Over the past few months, several attorneys have mentioned how they're anxiously awaiting the Supreme Judicial Court's decision in the Eaton case. An article by Ed Bloom, the immediate past president of the Real Estate Bar Association of Massachusetts in the March 2012 edition of REBA News does a good job of explaining why the Eaton decision is so anxiously awaited. In Eaton, a Superior Court judge invalidated a foreclosure on the grounds that the entity that conducted the foreclosure did not also have possession of the promissory note secured by the mortgage. This is not to be confused with the issue in Ibanez where the entity conducting the foreclosure did not own the mortgage that was being foreclosed. In Eaton, the foreclosing entity did own the mortgage, just not the note.

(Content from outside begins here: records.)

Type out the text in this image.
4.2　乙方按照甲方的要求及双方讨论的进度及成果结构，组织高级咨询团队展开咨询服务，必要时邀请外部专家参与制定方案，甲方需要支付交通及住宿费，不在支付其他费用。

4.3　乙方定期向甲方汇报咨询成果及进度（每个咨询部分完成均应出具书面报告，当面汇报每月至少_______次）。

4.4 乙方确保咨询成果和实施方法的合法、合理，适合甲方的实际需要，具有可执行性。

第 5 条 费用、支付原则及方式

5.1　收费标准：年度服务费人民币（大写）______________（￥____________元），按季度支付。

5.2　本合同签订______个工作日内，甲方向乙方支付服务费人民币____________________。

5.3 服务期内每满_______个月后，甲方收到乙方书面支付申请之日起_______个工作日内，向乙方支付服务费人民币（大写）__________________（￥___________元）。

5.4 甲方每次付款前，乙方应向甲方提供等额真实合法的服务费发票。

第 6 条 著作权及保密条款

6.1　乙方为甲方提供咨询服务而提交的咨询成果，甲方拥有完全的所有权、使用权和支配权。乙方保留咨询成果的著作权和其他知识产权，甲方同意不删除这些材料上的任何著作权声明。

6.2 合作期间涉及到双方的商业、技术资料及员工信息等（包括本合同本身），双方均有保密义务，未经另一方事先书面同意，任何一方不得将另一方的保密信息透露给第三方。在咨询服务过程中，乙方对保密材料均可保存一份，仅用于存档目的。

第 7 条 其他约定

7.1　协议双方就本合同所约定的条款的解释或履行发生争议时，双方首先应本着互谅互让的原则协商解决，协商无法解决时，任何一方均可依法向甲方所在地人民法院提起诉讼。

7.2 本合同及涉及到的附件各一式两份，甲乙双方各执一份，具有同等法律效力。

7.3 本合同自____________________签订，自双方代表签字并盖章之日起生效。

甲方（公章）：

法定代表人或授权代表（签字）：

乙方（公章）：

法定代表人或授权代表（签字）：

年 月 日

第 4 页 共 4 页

According to Attorney Bloom, if the SJC upholds the Superior Court decision in Eaton and applies it retroactively, "every real estate title in Massachusetts that has a foreclosure in its back title will become unmarketable, because there is no way for anyone examining record title to determine if a foreclosing mortgagee possessed the note at the time of foreclosure."
Because promissory notes have never been recorded, there is no way to tell who owns the note at any given time just by looking at the records at the registry of deeds. Consequently, I believe Attorney Bloom's concerns are well-founded. As soon as the SJC issues its decision in Eaton, we'll write about it here.